Gamble spent his entire adult life inside the walls of Pennsylvania state prisons. He was sentenced in 1976 for a murder he committed when he was 19 years old, an action he’s come to deeply regret.

His cancer diagnosis at age 65 gave him an opportunity to use a little-known Pennsylvania law that allows terminally ill people to leave prison, but only if they have less than a year to live. For people serving life, it’s one of the only ways out.

So Gamble had a decision to make: get treatment to prolong his life and stay in prison, or come home for good and die.

He chose to die. He has six months to a year left to live, he told Spotlight PA during an interview.

“I’m not even concerned about the time because God, you know, got his hands in that,” he said. “I’m here, and we really need help. … We need somebody to speak up for us.”

In 2018, former President Donald Trump signed a law expanding the number of people who qualify for release from federal prisons due to age, illness, or other extraordinary circumstances.

Many states have their own versions of “compassionate release” laws that allow older people and those with serious medical issues to leave prison for better care. But in Pennsylvania, the law is so narrowly written it creates a life-or-death decision for people like Gamble.

The statute, established in 2009, allows older and sick people to transfer from prison to a hospital or long-term care facility if they have less than a year to live, or to a hospice if they are terminally ill and unable to walk. If the person gets better, the Department of Corrections or a state prosecutor can ask a court to send them back to prison.

“The statute is drafted so narrowly that it forces you to make decisions like forgoing lifesaving treatment in order to get even the possibility of medical transfer,” said Rupalee Rashatwar, an attorney with the Abolitionist Law Project, a public interest law firm that represented Gamble in his transfer petition.

Gamble is one of only 33 people who have successfully petitioned to leave prison in the past 13 years because of illness.

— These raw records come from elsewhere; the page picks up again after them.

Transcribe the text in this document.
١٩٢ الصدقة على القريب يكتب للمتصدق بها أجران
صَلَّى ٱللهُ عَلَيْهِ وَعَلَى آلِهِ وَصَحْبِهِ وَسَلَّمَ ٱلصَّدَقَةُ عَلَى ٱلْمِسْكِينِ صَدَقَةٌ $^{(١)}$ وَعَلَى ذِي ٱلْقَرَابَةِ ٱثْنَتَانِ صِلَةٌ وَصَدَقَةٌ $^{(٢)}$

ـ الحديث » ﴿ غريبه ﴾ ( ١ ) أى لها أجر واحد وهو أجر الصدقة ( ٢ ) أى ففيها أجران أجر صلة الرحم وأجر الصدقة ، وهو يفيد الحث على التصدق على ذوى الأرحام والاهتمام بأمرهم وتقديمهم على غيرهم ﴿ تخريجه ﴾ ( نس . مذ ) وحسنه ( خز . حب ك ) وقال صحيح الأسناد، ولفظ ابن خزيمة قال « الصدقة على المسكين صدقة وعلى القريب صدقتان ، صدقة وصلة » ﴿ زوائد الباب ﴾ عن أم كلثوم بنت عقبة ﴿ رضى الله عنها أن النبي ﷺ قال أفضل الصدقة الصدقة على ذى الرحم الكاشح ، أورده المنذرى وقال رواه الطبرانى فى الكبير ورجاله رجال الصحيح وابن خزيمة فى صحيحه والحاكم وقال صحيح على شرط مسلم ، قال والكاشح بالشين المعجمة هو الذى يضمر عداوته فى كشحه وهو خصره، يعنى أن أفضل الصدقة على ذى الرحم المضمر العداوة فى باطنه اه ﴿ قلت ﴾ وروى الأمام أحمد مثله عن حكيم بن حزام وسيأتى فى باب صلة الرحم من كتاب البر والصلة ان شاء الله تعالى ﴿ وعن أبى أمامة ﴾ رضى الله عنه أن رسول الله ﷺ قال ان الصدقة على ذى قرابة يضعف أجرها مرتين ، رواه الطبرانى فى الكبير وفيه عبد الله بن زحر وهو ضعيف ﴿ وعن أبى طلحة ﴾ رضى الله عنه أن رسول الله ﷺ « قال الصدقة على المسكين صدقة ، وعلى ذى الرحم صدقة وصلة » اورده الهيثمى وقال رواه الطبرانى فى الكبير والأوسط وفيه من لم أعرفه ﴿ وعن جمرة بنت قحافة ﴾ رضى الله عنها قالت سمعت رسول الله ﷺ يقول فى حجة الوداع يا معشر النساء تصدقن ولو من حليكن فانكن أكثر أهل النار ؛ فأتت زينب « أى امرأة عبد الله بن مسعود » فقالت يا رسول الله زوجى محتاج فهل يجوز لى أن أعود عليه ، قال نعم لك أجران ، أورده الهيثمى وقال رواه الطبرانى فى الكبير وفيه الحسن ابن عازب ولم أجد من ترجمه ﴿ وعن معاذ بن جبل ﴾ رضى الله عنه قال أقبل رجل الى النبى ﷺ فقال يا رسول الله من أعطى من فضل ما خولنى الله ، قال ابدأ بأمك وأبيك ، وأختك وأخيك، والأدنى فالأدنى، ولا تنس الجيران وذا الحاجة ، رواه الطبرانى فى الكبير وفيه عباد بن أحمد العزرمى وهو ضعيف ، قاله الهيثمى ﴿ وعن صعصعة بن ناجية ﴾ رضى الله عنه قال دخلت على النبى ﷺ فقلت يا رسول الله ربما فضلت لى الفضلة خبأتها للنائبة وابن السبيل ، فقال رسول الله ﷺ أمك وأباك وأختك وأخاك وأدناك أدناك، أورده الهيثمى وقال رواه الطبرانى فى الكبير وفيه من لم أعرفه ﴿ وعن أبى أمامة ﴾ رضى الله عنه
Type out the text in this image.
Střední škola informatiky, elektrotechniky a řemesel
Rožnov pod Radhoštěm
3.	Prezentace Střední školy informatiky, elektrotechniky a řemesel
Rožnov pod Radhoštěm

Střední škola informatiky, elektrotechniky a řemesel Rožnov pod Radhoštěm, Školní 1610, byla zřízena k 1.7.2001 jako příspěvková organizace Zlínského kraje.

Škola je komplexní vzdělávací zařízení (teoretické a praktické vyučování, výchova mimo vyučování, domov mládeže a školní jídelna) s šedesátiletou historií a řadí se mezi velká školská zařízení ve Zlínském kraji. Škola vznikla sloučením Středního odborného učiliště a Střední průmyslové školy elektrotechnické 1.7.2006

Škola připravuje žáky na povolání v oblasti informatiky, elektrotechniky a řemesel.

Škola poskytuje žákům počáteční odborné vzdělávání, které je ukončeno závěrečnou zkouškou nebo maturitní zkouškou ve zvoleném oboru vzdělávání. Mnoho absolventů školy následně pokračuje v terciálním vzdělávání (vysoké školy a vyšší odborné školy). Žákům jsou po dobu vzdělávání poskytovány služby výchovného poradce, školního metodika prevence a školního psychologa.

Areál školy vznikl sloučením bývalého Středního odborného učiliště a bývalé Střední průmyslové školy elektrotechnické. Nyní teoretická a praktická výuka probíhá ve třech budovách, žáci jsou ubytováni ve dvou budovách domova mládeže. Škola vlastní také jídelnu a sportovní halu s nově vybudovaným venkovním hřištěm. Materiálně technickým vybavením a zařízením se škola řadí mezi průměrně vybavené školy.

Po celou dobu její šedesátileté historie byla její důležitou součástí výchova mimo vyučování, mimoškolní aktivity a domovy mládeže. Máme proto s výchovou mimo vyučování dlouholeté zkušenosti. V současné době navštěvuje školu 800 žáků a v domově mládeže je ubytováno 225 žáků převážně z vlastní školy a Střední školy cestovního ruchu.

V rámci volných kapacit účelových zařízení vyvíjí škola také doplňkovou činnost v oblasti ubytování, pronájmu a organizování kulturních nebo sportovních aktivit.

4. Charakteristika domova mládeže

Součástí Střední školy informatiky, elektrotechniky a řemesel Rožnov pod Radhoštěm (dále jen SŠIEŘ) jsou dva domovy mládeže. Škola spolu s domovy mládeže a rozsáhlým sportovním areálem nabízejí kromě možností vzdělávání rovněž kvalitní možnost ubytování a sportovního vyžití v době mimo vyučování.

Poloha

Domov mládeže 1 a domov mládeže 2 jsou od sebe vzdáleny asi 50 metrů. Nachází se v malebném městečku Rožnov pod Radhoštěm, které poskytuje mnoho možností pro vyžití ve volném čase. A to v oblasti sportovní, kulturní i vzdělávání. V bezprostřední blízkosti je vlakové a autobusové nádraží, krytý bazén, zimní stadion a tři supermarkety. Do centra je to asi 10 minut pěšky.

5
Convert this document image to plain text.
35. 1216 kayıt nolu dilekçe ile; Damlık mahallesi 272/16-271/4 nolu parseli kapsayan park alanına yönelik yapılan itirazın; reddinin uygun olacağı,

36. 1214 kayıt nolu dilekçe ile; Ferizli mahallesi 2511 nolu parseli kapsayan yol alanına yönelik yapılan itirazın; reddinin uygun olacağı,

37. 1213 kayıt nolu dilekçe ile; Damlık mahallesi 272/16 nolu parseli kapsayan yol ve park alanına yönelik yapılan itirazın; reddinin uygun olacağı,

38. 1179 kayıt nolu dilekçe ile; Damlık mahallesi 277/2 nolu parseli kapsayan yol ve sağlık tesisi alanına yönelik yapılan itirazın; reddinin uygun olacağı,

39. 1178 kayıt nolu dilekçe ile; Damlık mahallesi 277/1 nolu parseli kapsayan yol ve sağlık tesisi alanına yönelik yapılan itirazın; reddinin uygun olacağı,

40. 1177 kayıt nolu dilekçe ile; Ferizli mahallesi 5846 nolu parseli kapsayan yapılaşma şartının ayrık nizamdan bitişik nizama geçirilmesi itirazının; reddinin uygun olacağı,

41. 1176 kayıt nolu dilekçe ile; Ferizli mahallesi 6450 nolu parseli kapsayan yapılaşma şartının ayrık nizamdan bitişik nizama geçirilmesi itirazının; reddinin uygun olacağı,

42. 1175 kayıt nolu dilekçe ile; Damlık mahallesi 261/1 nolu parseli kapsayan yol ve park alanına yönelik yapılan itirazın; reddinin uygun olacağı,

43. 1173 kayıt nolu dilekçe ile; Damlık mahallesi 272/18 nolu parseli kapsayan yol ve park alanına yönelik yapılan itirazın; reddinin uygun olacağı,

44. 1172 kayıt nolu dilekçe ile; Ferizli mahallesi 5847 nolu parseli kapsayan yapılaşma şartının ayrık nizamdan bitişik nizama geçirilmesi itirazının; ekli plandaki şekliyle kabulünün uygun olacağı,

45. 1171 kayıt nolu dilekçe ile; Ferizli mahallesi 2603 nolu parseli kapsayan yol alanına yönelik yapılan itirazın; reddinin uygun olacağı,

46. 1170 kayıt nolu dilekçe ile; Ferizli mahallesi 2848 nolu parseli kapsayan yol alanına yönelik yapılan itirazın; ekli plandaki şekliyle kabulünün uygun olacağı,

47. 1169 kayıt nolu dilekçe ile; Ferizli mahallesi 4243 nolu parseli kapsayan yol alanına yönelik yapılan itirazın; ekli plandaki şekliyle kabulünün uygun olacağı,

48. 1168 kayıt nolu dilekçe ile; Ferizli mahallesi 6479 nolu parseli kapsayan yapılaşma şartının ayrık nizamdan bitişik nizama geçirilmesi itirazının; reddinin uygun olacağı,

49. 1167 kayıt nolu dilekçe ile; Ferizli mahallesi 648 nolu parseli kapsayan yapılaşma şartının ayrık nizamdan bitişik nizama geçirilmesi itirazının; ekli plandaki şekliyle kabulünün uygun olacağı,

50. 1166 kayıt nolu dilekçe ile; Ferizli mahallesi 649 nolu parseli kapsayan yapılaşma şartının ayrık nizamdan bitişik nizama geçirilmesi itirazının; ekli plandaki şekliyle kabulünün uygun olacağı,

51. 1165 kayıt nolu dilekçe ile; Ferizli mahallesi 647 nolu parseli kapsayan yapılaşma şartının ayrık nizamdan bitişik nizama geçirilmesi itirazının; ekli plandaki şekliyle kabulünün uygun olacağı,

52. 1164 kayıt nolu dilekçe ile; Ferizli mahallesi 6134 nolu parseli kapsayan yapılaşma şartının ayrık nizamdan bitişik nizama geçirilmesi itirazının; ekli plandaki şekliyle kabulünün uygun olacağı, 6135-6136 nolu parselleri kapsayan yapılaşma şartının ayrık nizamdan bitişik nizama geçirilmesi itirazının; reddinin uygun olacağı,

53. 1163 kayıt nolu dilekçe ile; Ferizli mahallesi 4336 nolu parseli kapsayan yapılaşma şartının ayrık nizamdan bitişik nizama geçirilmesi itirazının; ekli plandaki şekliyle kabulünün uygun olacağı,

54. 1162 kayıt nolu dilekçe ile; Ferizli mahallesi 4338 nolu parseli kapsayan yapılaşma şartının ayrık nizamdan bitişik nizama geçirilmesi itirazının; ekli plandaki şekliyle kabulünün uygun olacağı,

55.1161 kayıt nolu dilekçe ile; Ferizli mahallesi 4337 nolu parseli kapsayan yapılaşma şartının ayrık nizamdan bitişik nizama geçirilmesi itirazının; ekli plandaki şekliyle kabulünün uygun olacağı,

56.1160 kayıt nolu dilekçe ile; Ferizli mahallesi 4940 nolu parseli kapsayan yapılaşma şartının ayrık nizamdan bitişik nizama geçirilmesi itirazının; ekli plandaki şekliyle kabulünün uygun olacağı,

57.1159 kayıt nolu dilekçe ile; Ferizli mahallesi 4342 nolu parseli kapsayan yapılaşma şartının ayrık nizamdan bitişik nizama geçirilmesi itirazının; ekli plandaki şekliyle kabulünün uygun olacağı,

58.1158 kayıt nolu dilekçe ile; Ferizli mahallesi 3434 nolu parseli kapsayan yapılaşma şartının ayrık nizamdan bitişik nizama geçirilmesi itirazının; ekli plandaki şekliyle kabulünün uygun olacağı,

Two more petitioners have been successful since Spotlight PA investigated the law in March.

Gamble didn’t know about the process until he met an incarcerated activist, Bryant Arroyo, who helped him scour the prison law library for any means of getting out. They called dozens of state lawmakers, attorneys, and activists on the outside before discovering the compassionate release statute.

“He was so adamant about not dying here under these particular circumstances that he was willing to do exactly what he needed to do in order to try to obtain his release,” Arroyo said over the phone. “And I told him that there was no guarantee.”

Rashatwar filed Gamble’s petition in February. He left the state prison in Coal Township nearly three weeks later.

Bradford Gamble now lives with his nephew in West Philadelphia. During the interview, he sat under a wall of art that spelled out “HOME,” surrounded by photos of family that grew up without him.

A shirt Gamble designed hangs next to him. It features an image of Arroyo, standing with a book and smiling, wreathed by the words “Fight for Justice” and “One Heartbeat.” Under the text, the shirt also displays the bill number for legislation that would replace the current compassionate release law and establish more flexible parole opportunities based on age or illness.

“I came up with that because it’s many men and women, but we all had the same heartbeat as far as getting home to our loved ones,” Gamble said.